The South Korean market is no exception. If U.S. interest rates remain high for an extended period, the pressure on the won will increase, and foreign capital flows will become unstable. Even if the domestic stock market rises due to optimism surrounding semiconductors and artificial intelligence, growing interest rate burdens will inevitably lead to valuation debates. In South Korea, where loan rates, corporate bond rates, and real estate financing are all influenced by interest rates, the direction of U.S. rates directly impacts household and corporate economic sentiment.

Investors should not be focused on the next big theme. Speculating on which stocks will rise after SpaceX or which sectors will benefit post-war is unlikely to yield long-term success. The more critical question is where interest rates will settle and how long they will stay there. Prolonged high rates will diminish future profits for growth stocks and increase costs for heavily indebted companies. Conversely, if rate cuts materialize, liquidity could return to risk assets across the board.

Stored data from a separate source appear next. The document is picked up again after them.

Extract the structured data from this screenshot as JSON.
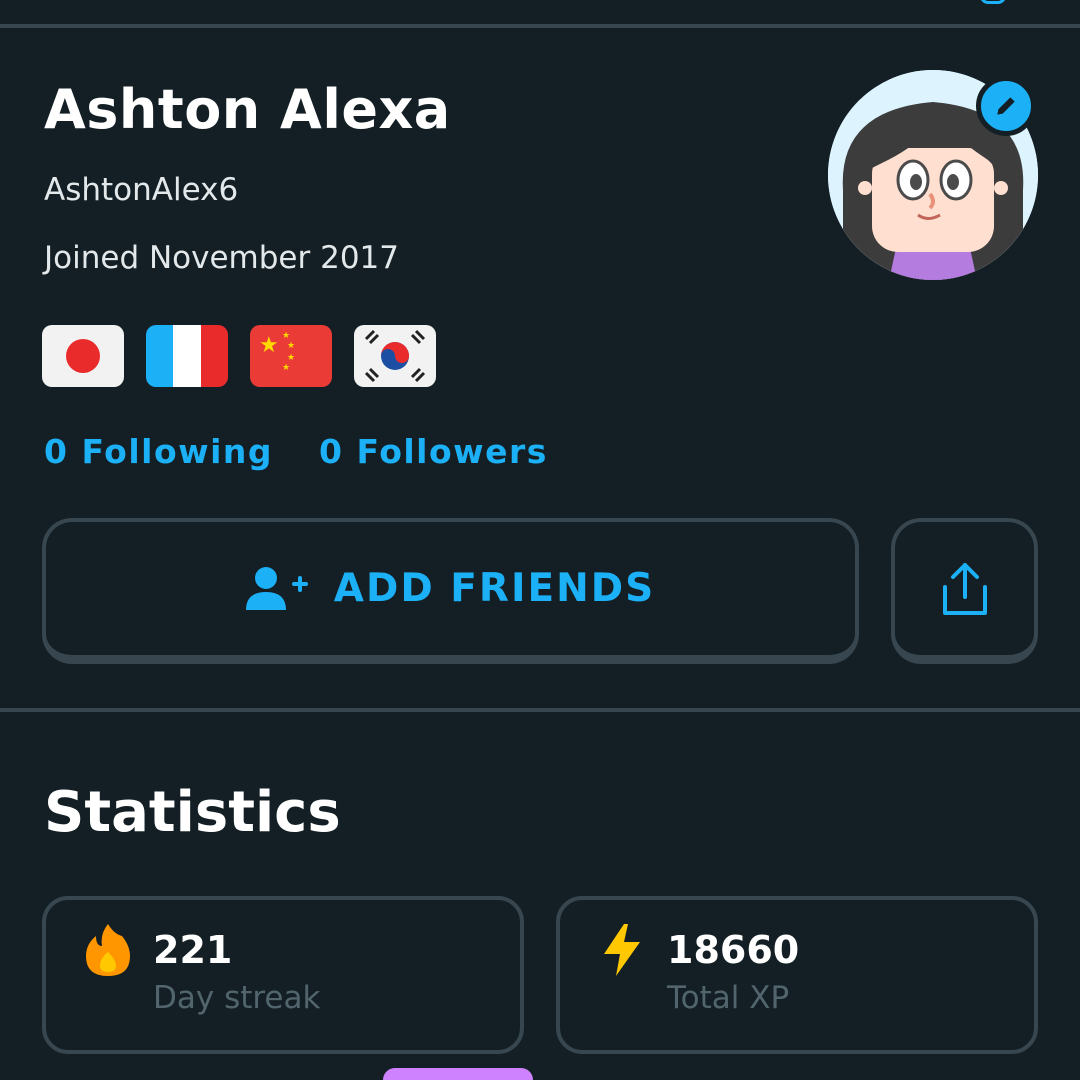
{
  "profile": {
    "display_name": "Ashton Alexa",
    "username": "AshtonAlex6",
    "joined": "Joined November 2017",
    "courses": [
      {
        "language": "Japanese",
        "flag_icon": "japan-flag-icon"
      },
      {
        "language": "French",
        "flag_icon": "france-flag-icon"
      },
      {
        "language": "Chinese",
        "flag_icon": "china-flag-icon"
      },
      {
        "language": "Korean",
        "flag_icon": "south-korea-flag-icon"
      }
    ],
    "following_label": "0 Following",
    "followers_label": "0 Followers"
  },
  "actions": {
    "add_friends_label": "ADD FRIENDS",
    "add_friends_icon": "add-person-icon",
    "share_icon": "share-icon",
    "edit_avatar_icon": "pencil-icon"
  },
  "statistics": {
    "title": "Statistics",
    "cards": [
      {
        "value": "221",
        "label": "Day streak",
        "icon": "fire-icon"
      },
      {
        "value": "18660",
        "label": "Total XP",
        "icon": "lightning-icon"
      }
    ]
  },
  "colors": {
    "background": "#131f24",
    "accent": "#1cb0f6",
    "border": "#37464f",
    "muted_text": "#52656d",
    "streak": "#ff9600",
    "xp": "#ffc800"
  }
}
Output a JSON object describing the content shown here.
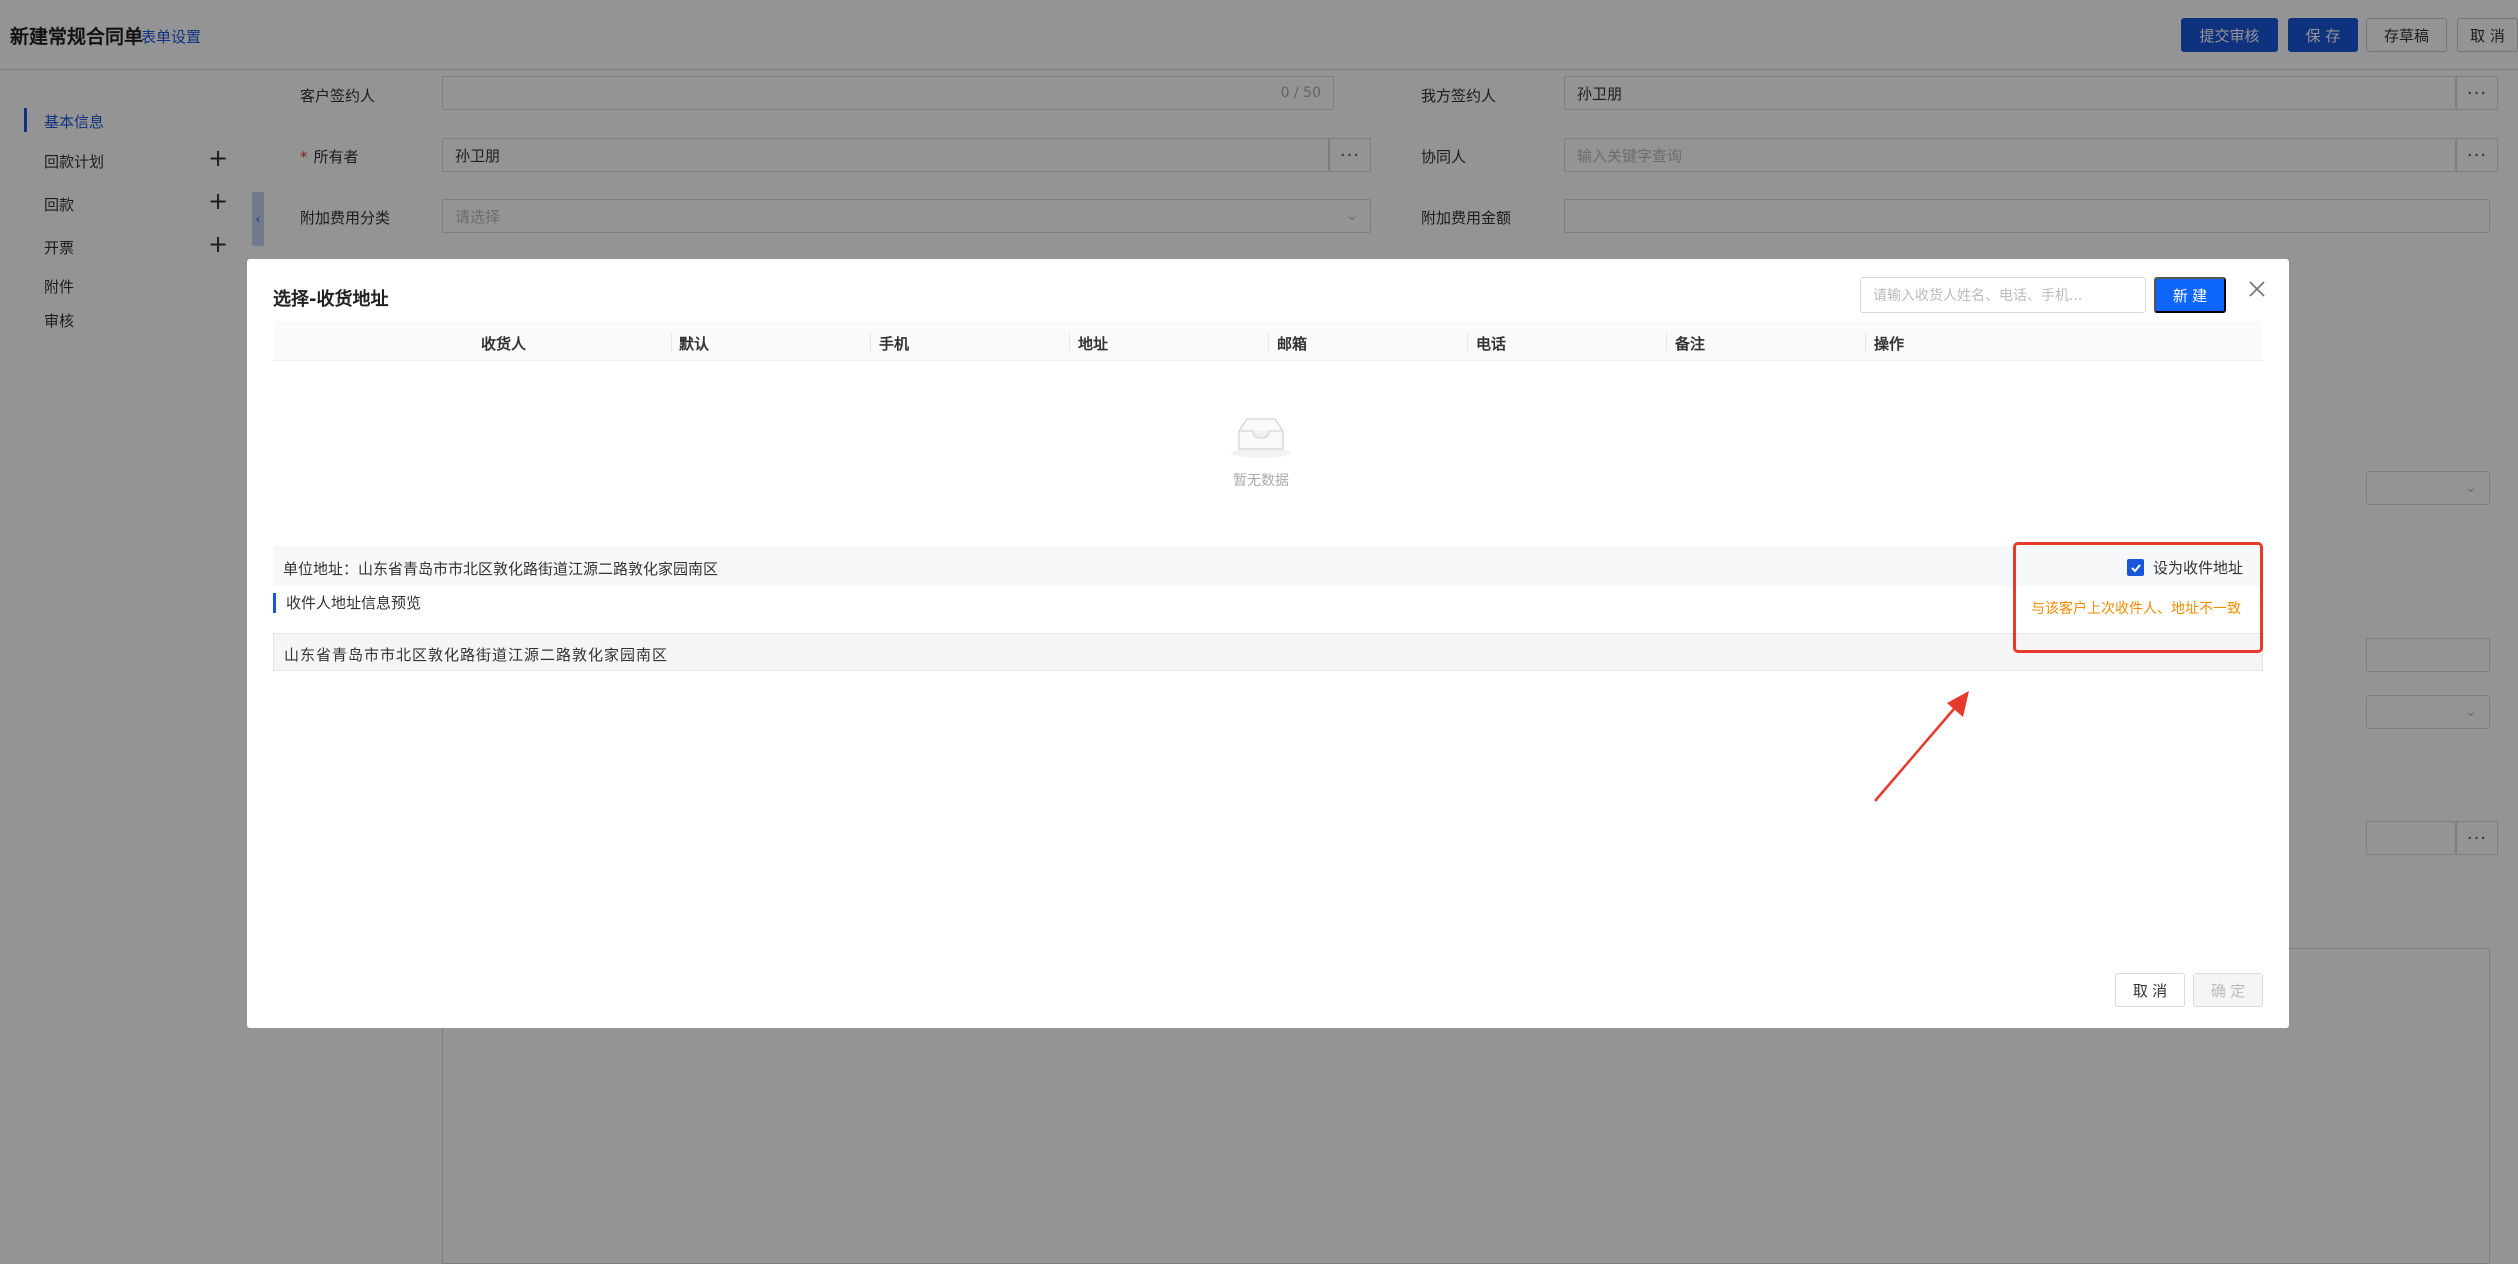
{
  "header": {
    "title": "新建常规合同单",
    "form_settings": "表单设置",
    "buttons": {
      "submit_review": "提交审核",
      "save": "保 存",
      "draft": "存草稿",
      "cancel": "取 消"
    }
  },
  "sidebar": {
    "items": [
      {
        "label": "基本信息",
        "active": true,
        "has_add": false
      },
      {
        "label": "回款计划",
        "active": false,
        "has_add": true
      },
      {
        "label": "回款",
        "active": false,
        "has_add": true
      },
      {
        "label": "开票",
        "active": false,
        "has_add": true
      },
      {
        "label": "附件",
        "active": false,
        "has_add": false
      },
      {
        "label": "审核",
        "active": false,
        "has_add": false
      }
    ],
    "add_symbol": "+"
  },
  "form": {
    "customer_signer": {
      "label": "客户签约人",
      "counter": "0 / 50"
    },
    "our_signer": {
      "label": "我方签约人",
      "value": "孙卫朋"
    },
    "owner": {
      "label": "所有者",
      "required_mark": "*",
      "value": "孙卫朋"
    },
    "collaborator": {
      "label": "协同人",
      "placeholder": "输入关键字查询"
    },
    "extra_fee_category": {
      "label": "附加费用分类",
      "placeholder": "请选择"
    },
    "extra_fee_amount": {
      "label": "附加费用金额"
    },
    "more_symbol": "···"
  },
  "modal": {
    "title": "选择-收货地址",
    "search_placeholder": "请输入收货人姓名、电话、手机...",
    "new_button": "新 建",
    "columns": [
      "收货人",
      "默认",
      "手机",
      "地址",
      "邮箱",
      "电话",
      "备注",
      "操作"
    ],
    "empty_text": "暂无数据",
    "unit_address": "单位地址：山东省青岛市市北区敦化路街道江源二路敦化家园南区",
    "preview_title": "收件人地址信息预览",
    "preview_address": "山东省青岛市市北区敦化路街道江源二路敦化家园南区",
    "set_receiving": {
      "label": "设为收件地址",
      "checked": true
    },
    "warning": "与该客户上次收件人、地址不一致",
    "cancel_button": "取 消",
    "ok_button": "确 定"
  },
  "colors": {
    "primary": "#1a56db",
    "new_button": "#0f66ff",
    "warning": "#f08c00",
    "highlight": "#e53a2c",
    "required": "#e03a3a"
  }
}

Markets are always in search of new narratives. Companies venturing into space, the end of wars, and the AI revolution are all compelling stories. However, the oldest rule of capital markets remains unchanged: when money is cheap, risk is embraced; when money is expensive, risk is reduced. The SpaceX IPO and war risks are ultimately just scenes in the larger narrative shaped by the significant variable of interest rates.

Investors need to look beyond the events and assess the market post-event. Now is the time for evaluation rather than celebration. It is essential to consider whether expectations for rate cuts are excessive, whether inflationary pressures are resurging, and which assets are vulnerable to prolonged high rates. The next direction of the stock market is likely to be determined not in space, but in the Federal Reserve's meeting room. In the wake of flashy themes, the market has returned to the most fundamental question: where are interest rates headed?





* This article has been translated by AI.